3. Whether Less Qualified Non-Caucasians were Granted the Sergeant Position

Harvey does not assert that Gordan has failed to establish the fourth prong of the prima facie case that it granted the position to non-Caucasians who were less qualified for the position.

Accordingly, the court assumes that, for purposes of summary judgment, Harvey concedes that Gordan has successfully established this fourth prong. Because Gordan has satisfied his prima facie case, the burden then switches to Harvey to produce evidence of a legitimate non-discriminatory reason for failing to promote Gordan.

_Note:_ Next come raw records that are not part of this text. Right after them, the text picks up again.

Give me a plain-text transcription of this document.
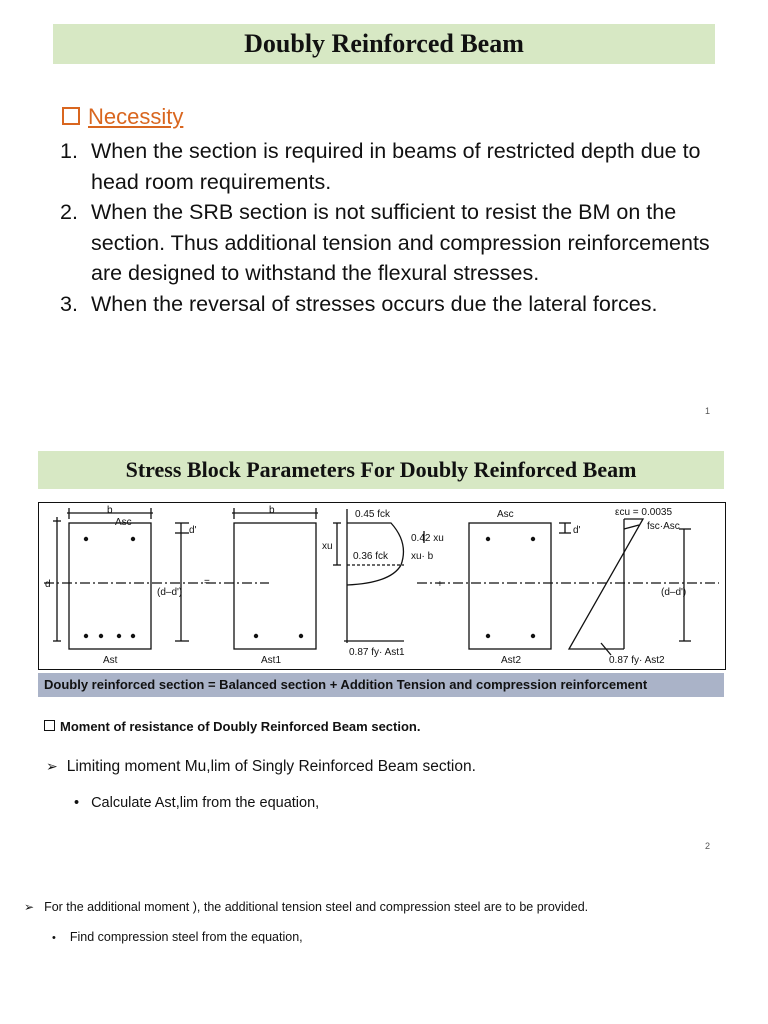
Doubly Reinforced Beam
Necessity
1. When the section is required in beams of restricted depth due to head room requirements.
2. When the SRB section is not sufficient to resist the BM on the section. Thus additional tension and compression reinforcements are designed to withstand the flexural stresses.
3. When the reversal of stresses occurs due the lateral forces.
1
Stress Block Parameters For Doubly Reinforced Beam
b
Asc
d'
d
(d–d')
=
Ast
b	0.45 fck
0.42 xu
xu
0.36 fck xu· b
0.87 fy· Ast1
Ast1
+
Asc
d'
Ast2
εcu = 0.0035
fsc·Asc
(d–d')
0.87 fy· Ast2
Doubly reinforced section = Balanced section + Addition Tension and compression reinforcement
Moment of resistance of Doubly Reinforced Beam section.
➢ Limiting moment Mu,lim of Singly Reinforced Beam section.
• Calculate Ast,lim from the equation,
2
➢ For the additional moment ), the additional tension steel and compression steel are to be provided.
• Find compression steel from the equation,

B. Harvey's Reason for not Promoting Gordan Earlier

Harvey contends that Gordan was not promoted earlier because he did not have the required experience and had received numerous disciplinary actions against him. In support of its position, Harvey points to the affidavit of Denard Eaves, who became the acting Chief of Police for Harvey after Andrew Joshua retired in 2007. In his affidavit, Eaves states that:

Shane Gordan was not promoted prior to February 2007 because, I believe prior to that time he did not have the experience level needed, and he had numerous disciplinary actions against him. As a result, I did not recommend him for promotion prior to February 2007.

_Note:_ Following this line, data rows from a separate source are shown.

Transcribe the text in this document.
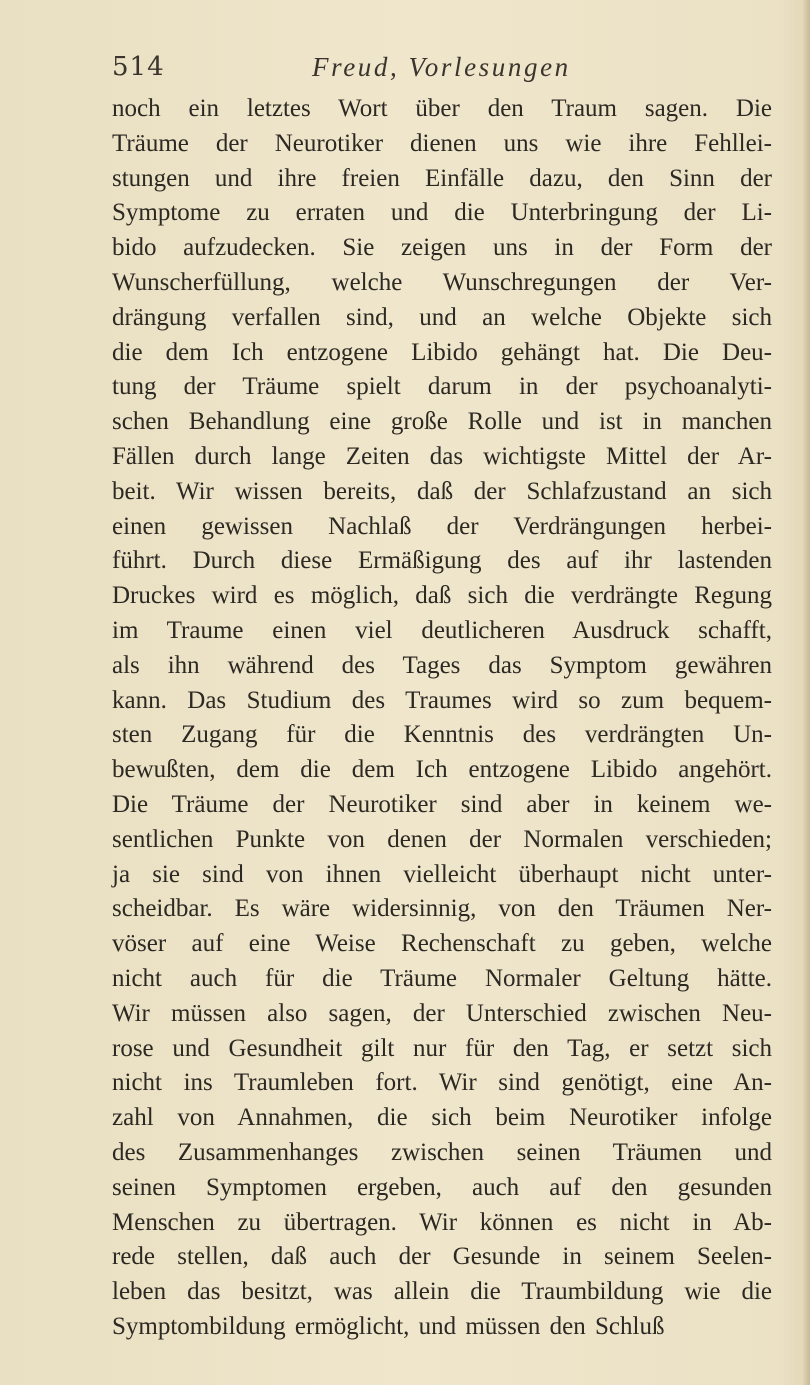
514	Freud, Vorlesungen
noch ein letztes Wort über den Traum sagen. Die
Träume der Neurotiker dienen uns wie ihre Fehllei-
stungen und ihre freien Einfälle dazu, den Sinn der
Symptome zu erraten und die Unterbringung der Li-
bido aufzudecken. Sie zeigen uns in der Form der
Wunscherfüllung, welche Wunschregungen der Ver-
drängung verfallen sind, und an welche Objekte sich
die dem Ich entzogene Libido gehängt hat. Die Deu-
tung der Träume spielt darum in der psychoanalyti-
schen Behandlung eine große Rolle und ist in manchen
Fällen durch lange Zeiten das wichtigste Mittel der Ar-
beit. Wir wissen bereits, daß der Schlafzustand an sich
einen gewissen Nachlaß der Verdrängungen herbei-
führt. Durch diese Ermäßigung des auf ihr lastenden
Druckes wird es möglich, daß sich die verdrängte Regung
im Traume einen viel deutlicheren Ausdruck schafft,
als ihn während des Tages das Symptom gewähren
kann. Das Studium des Traumes wird so zum bequem-
sten Zugang für die Kenntnis des verdrängten Un-
bewußten, dem die dem Ich entzogene Libido angehört.
Die Träume der Neurotiker sind aber in keinem we-
sentlichen Punkte von denen der Normalen verschieden;
ja sie sind von ihnen vielleicht überhaupt nicht unter-
scheidbar. Es wäre widersinnig, von den Träumen Ner-
vöser auf eine Weise Rechenschaft zu geben, welche
nicht auch für die Träume Normaler Geltung hätte.
Wir müssen also sagen, der Unterschied zwischen Neu-
rose und Gesundheit gilt nur für den Tag, er setzt sich
nicht ins Traumleben fort. Wir sind genötigt, eine An-
zahl von Annahmen, die sich beim Neurotiker infolge
des Zusammenhanges zwischen seinen Träumen und
seinen Symptomen ergeben, auch auf den gesunden
Menschen zu übertragen. Wir können es nicht in Ab-
rede stellen, daß auch der Gesunde in seinem Seelen-
leben das besitzt, was allein die Traumbildung wie die
Symptombildung ermöglicht, und müssen den Schluß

Eaves affidavit, ¶9, attached as an exhibit to Harvey's Rule 56.1 Statement of Material Fact.

The court agrees with Gordan that Eaves' affidavit lacks foundation. As Gordan argues, Eaves does not aver that he actually made recommendations for promotion to sergeant. The court notes that Andrew Joshua, Eaves' predecessor, testified in his deposition that he did not have any involvement in selecting persons to be appointed to sergeant. See Joshua Dep. at 20, Plaintiff's Exh. 11. Moreover, Harvey states that Eaves did not become the acting Chief of Police until 2007, when Joshua retired, but Harvey fails to state when that transition occurred. Was Eaves even in a position to "recommend" Gordan prior to February 2007? Ultimately, Eaves' affidavit fails to establish: (1) that he made recommendations to the mayor as to whom should be promoted to sergeant; (2) that the mayor followed these recommendations as a matter of procedure or that a recommendation from Eaves was a condition precedent to being promoted; or (3) that he was in a position to recommend Gordan for promotion prior to February 2007, given that he did not become the acting Chief of Police until some unspecified time in 2007 and given that Gordan had taken the sergeant's exam in 2006.

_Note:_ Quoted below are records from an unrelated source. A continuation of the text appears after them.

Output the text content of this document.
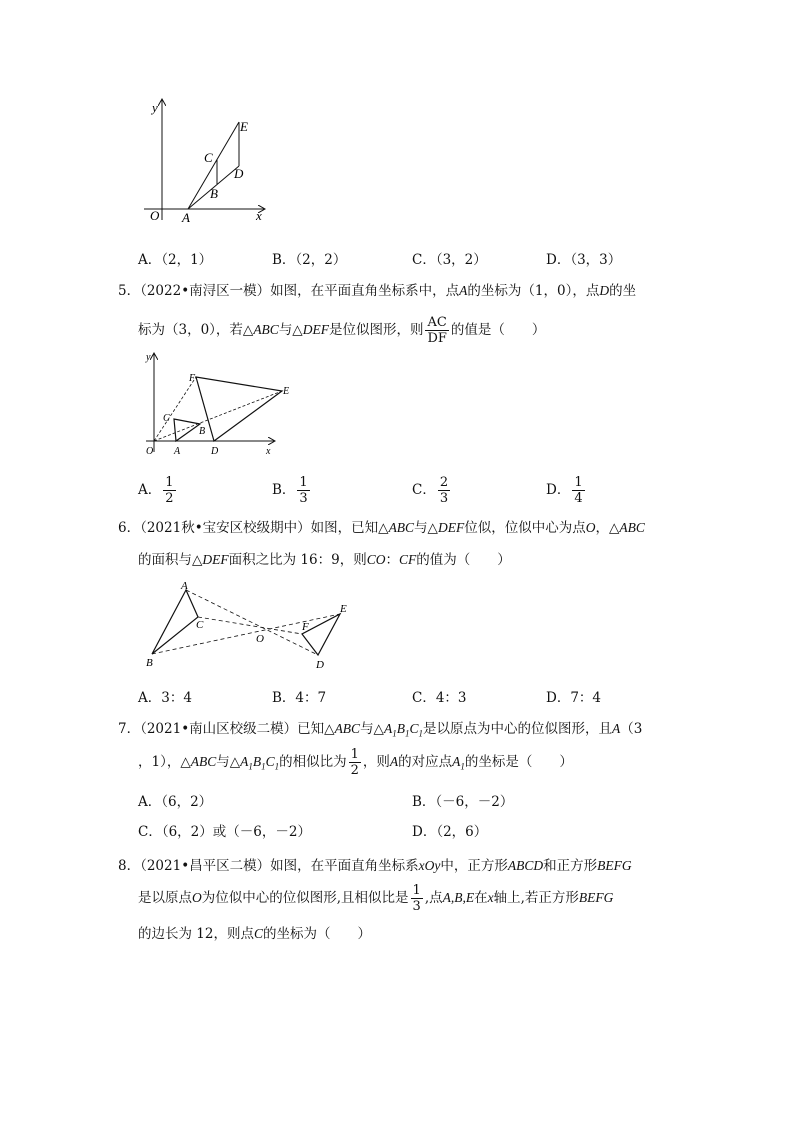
y
x
O A
B
C
D
E
A．（2，1）	B．（2，2）	C．（3，2）	D．（3，3）
5．（2022•南浔区一模）如图，在平面直角坐标系中，点A的坐标为（1，0），点D的坐
标为（3，0），若△ABC与△DEF是位似图形，则 $\frac{AC}{DF}$ 的值是（　　）
y
x
O A
B
C
D
E
F
A． $\frac{1}{2}$	B． $\frac{1}{3}$	C． $\frac{2}{3}$	D． $\frac{1}{4}$
6．（2021秋•宝安区校级期中）如图，已知△ABC与△DEF位似，位似中心为点O，△ABC
的面积与△DEF面积之比为 16：9，则CO：CF的值为（　　）
A
B
C
O
E
F
D
A．3：4	B．4：7	C．4：3	D．7：4
7．（2021•南山区校级二模）已知△ABC与$\triangle A_1B_1C_1$是以原点为中心的位似图形，且A（3
，1），△ABC与$\triangle A_1B_1C_1$的相似比为 $\frac{1}{2}$ ，则A的对应点$A_1$的坐标是（　　）
A．（6，2）	B．（－6，－2）
C．（6，2）或（－6，－2）	D．（2，6）
8．（2021•昌平区二模）如图，在平面直角坐标系xOy中，正方形ABCD和正方形BEFG
是以原点O为位似中心的位似图形,且相似比是 $\frac{1}{3}$ ,点A,B,E在x轴上,若正方形BEFG
的边长为 12，则点C的坐标为（　　）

Because Eaves' affidavit lacks foundation, the court cannot consider it on summary judgment. Stinnett v. Iron Works Gym/Executive Health Spa, Inc., 301 F.3d 610, 613 (7th Cir. 2002)("In granting summary judgment, the court may consider any evidence that would be admissible at trial."). Given that Harvey points to no other evidence in the record in support of its assertion that Gordan was not promoted because he lacked experience and had numerous disciplinary actions against him, Harvey has failed to meet its burden of producing evidence of a legitimate nondiscriminatory reason for not promoting Gordan. As a result, the court denies Harvey's motion for summary judgment.

IV. Conclusion

Because Gordan has satisfied the prima facie elements that were challenged by Harvey, and Harvey has failed to demonstrate a legitimate non-discriminatory reason for failing to promote Gordan earlier, the court denies Harvey's motion for summary judgment. This case is set for status on August 4, 2009 at 11:00 a.m., in order to set a trial date.